All registered patent practitioners are bound by the duty to preserve privileged information in confidence.  This duty is an ethical “Cannon,” or pillar, of conduct under penalty of strict disciplinary rules.  The relevant sections of Title 37 - Code of Federal Regulations Patents (Aug. 2001) are cited below for you review. 

§ 10.20 Canons and Disciplinary Rules.

(a) Canons are set out in §§ 10.21, 10.30, 10.46, 10.56, 10.61, 10.76, 10.83, 10.100, and 10.110. Canons are statements of axiomatic norms, expressing in general terms the standards of professional conduct expected of practitioners in their relationships with the public, with the legal system, and with the legal profession.

(b) Disciplinary Rules are set out in §§ 10.22- 10.24, 10.31-10.40, 10.47-10.57, 10.62-10.68, 10.77, 10.78, 10.84, 10.85, 10.87-10.89, 10.92, 10.93, 10.101-10.103, 10.111, and 10.112. Disciplinary Rules are mandatory in character and state the minimum level of conduct below which no practitioner can fall without being subjected to disciplinary action. 

§ 10.56 Canon 4.

A practitioner should preserve the confidences and secrets of a client. 
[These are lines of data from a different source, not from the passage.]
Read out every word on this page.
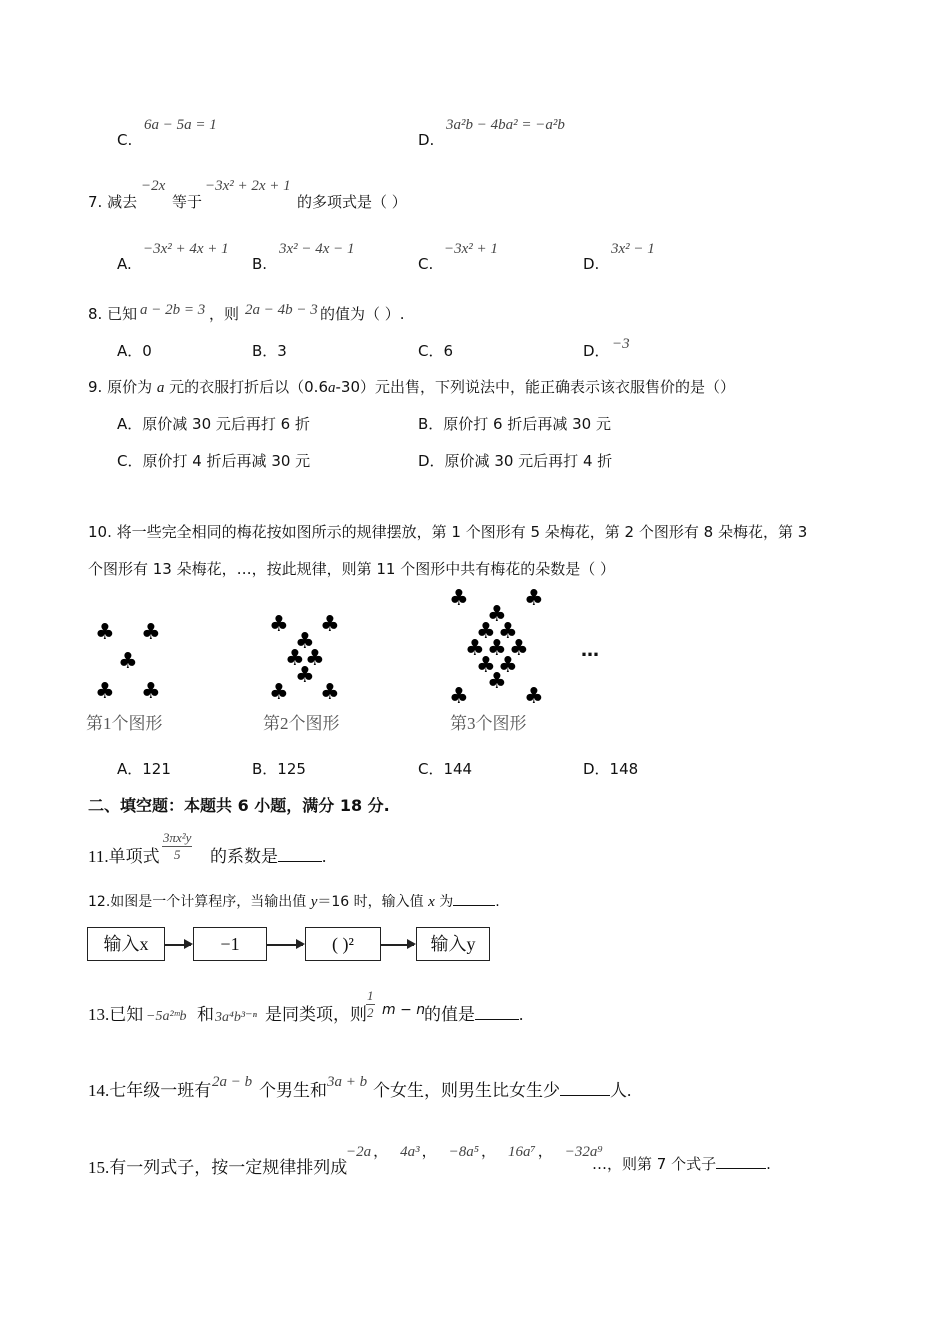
C.
6a − 5a = 1
D.
3a²b − 4ba² = −a²b
7. 减去
−2x
等于
−3x² + 2x + 1
的多项式是（ ）
A.
−3x² + 4x + 1
B.
3x² − 4x − 1
C.
−3x² + 1
D.
3x² − 1
8. 已知 a − 2b = 3 ，则 2a − 4b − 3 的值为（ ）.
A．0	B．3	C．6	D． −3
9. 原价为 a 元的衣服打折后以（0.6a-30）元出售，下列说法中，能正确表示该衣服售价的是（）
A．原价减 30 元后再打 6 折	B．原价打 6 折后再减 30 元
C．原价打 4 折后再减 30 元	D．原价减 30 元后再打 4 折
10. 将一些完全相同的梅花按如图所示的规律摆放，第 1 个图形有 5 朵梅花，第 2 个图形有 8 朵梅花，第 3
个图形有 13 朵梅花，…，按此规律，则第 11 个图形中共有梅花的朵数是（ ）
♣ ♣
♣
♣ ♣
第1个图形
♣ ♣
♣
♣ ♣
♣
♣ ♣
第2个图形
♣	♣
♣
♣ ♣
♣ ♣ ♣
♣ ♣
♣
♣	♣
第3个图形
…
A．121	B．125	C．144	D．148
二、填空题：本题共 6 小题，满分 18 分.
11.单项式 $\frac{\text{3πx²y}}{5}$ 的系数是	.
12.如图是一个计算程序，当输出值 y＝16 时，输入值 x 为	.
输入x	−1	( )²	输入y
13.已知 −5a²ᵐb 和 3a⁴b³⁻ⁿ 是同类项，则 $\frac{1}{2}$ m − n
的值是	.
14.七年级一班有 2a − b 个男生和 3a + b 个女生，则男生比女生少	人.
15.有一列式子，按一定规律排列成
−2a ， 4a³ ， −8a⁵ ， 16a⁷ ， −32a⁹
…，则第 7 个式子	.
§ 10.57 Preservation of confidences and secrets of

a client.

(a) “Confidence” refers to information protected by the attorney-client or agent-client privilege under applicable law. “Secret” refers to other information gained in the professional relationship that the client has requested be held inviolate or the disclosure of which would be embarrassing or would be likely to be detrimental to the client.

(b) Except when permitted under paragraph (c) of this section, a practitioner shall not knowingly:

(1) Reveal a confidence or secret of a client.

(2) Use a confidence or secret of a client to the disadvantage of the client.

(3) Use a confidence or secret of a client for the advantage of the practitioner or of a third person, unless the client consents after full disclosure.

(c) A practitioner may reveal:

(1) Confidences or secrets with the consent of the client affected but only after a full disclosure to the client.

(2) Confidences or secrets when permitted under Disciplinary Rules or required by law or court order.

(3) The intention of a client to commit a crime and the information necessary to prevent the crime.

(4) Confidences or secrets necessary to establish or collect the practitioner’s fee or to defend the practitioner or the practitioner’s employees or associates against an accusation of wrongful conduct.

(d) A practitioner shall exercise reasonable care to prevent the practitioner’s employees, associates, and others whose services are utilized by the practitioner from disclosing or using confidences or secrets of a client, except that a practitioner may reveal the information allowed by paragraph (c) of this section through an employee.